Humayun received the prestigious National Medal of Technology and Innovation, after a winter storm caused the January event to be rescheduled.
In a statement issued by the White House, Obama said, “Science and technology are fundamental to solving some of our nation’s biggest challenges. The knowledge produced by these Americans today will carry our country’s legacy of innovation forward and continue to help countless others around the world. Their work is a testament to American ingenuity.”

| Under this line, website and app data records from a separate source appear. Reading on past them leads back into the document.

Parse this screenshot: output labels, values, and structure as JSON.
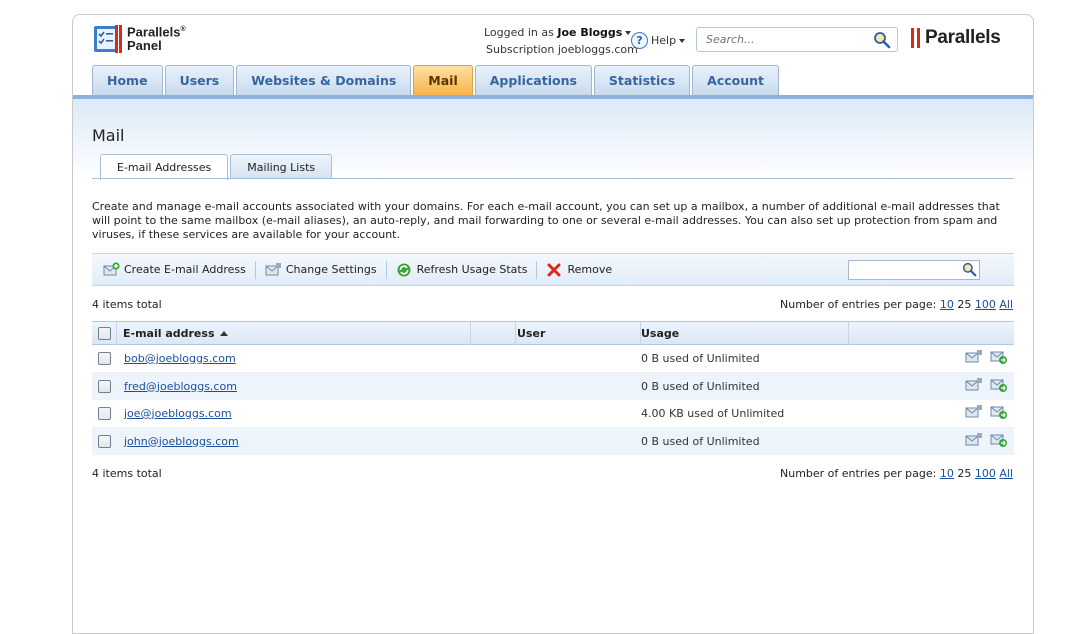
{
  "header": {
    "logo_line1": "Parallels",
    "logo_mark": "®",
    "logo_line2": "Panel",
    "logged_in_prefix": "Logged in as",
    "user_name": "Joe Bloggs",
    "subscription_prefix": "Subscription",
    "subscription_name": "joebloggs.com",
    "help_label": "Help",
    "search_placeholder": "Search...",
    "brand": "Parallels"
  },
  "nav": {
    "tabs": [
      {
        "label": "Home"
      },
      {
        "label": "Users"
      },
      {
        "label": "Websites & Domains"
      },
      {
        "label": "Mail"
      },
      {
        "label": "Applications"
      },
      {
        "label": "Statistics"
      },
      {
        "label": "Account"
      }
    ],
    "active_index": 3
  },
  "page": {
    "title": "Mail",
    "subtabs": [
      {
        "label": "E-mail Addresses"
      },
      {
        "label": "Mailing Lists"
      }
    ],
    "description": "Create and manage e-mail accounts associated with your domains. For each e-mail account, you can set up a mailbox, a number of additional e-mail addresses that will point to the same mailbox (e-mail aliases), an auto-reply, and mail forwarding to one or several e-mail addresses. You can also set up protection from spam and viruses, if these services are available for your account."
  },
  "toolbar": {
    "create_label": "Create E-mail Address",
    "change_label": "Change Settings",
    "refresh_label": "Refresh Usage Stats",
    "remove_label": "Remove"
  },
  "list": {
    "total_label": "4 items total",
    "per_page_label": "Number of entries per page:",
    "per_page_10": "10",
    "per_page_25": "25",
    "per_page_100": "100",
    "per_page_all": "All",
    "columns": {
      "email": "E-mail address",
      "user": "User",
      "usage": "Usage"
    },
    "rows": [
      {
        "email": "bob@joebloggs.com",
        "usage": "0 B used of Unlimited"
      },
      {
        "email": "fred@joebloggs.com",
        "usage": "0 B used of Unlimited"
      },
      {
        "email": "joe@joebloggs.com",
        "usage": "4.00 KB used of Unlimited"
      },
      {
        "email": "john@joebloggs.com",
        "usage": "0 B used of Unlimited"
      }
    ]
  },
  "colors": {
    "nav_active": "#f6b54a",
    "link": "#1a4f9c",
    "brand_red": "#d52b1e"
  }
}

One of nine recipients of the medal this year, Humayun was chosen for his lifelong dedication to bridging medical science and engineering to restore sight. He holds more than 100 issued patents and patent applications, most in the area of bioimplants for ophthalmology. His innovative work is best exemplified by the development of the Argus II, the only FDA-approved retinal prosthesis system that allows those with certain blinding diseases to regain some useful vision.

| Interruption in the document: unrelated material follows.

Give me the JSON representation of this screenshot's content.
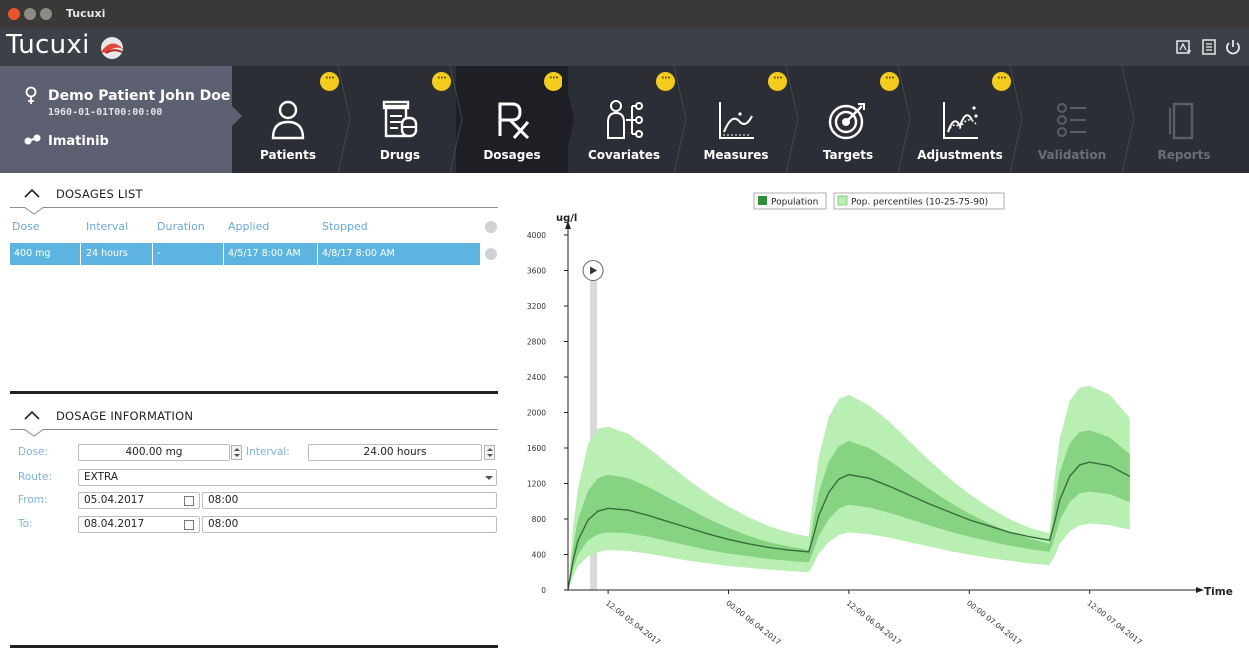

During his remarks, the President shared details of Humayun’s journey to earning the National Medal, beginning with Humayun’s family immigrating to the United States when he was 9 years old and dedicating himself to the study of ophthalmology after seeing his diabetic grandmother lose her vision.
“(Humayun) says the moment when he witnessed someone seeing light and shapes, someone experiencing the miracle of sight for the first time in decades — those moments have been some of the happiest and most rewarding of his professional career,” Obama said. “In his words — and I think no pun is intended — ‘There wasn’t a dry eye in the operating room.’”
“I am very honored to receive the National Medal of Technology and Innovation,” Humayun said in a statement. “Medical breakthroughs such as the Argus II come after long periods of research and development and I am grateful to have been and continue to be surrounded by teams of very talented individuals.”
The National Medal of Technology and Innovation, presented by U.S. presidents since 1980, is given to individuals, small teams collaborating on innovative systems or divisions of companies, all whom have contributed to the nation’s economic, environmental and social well-being.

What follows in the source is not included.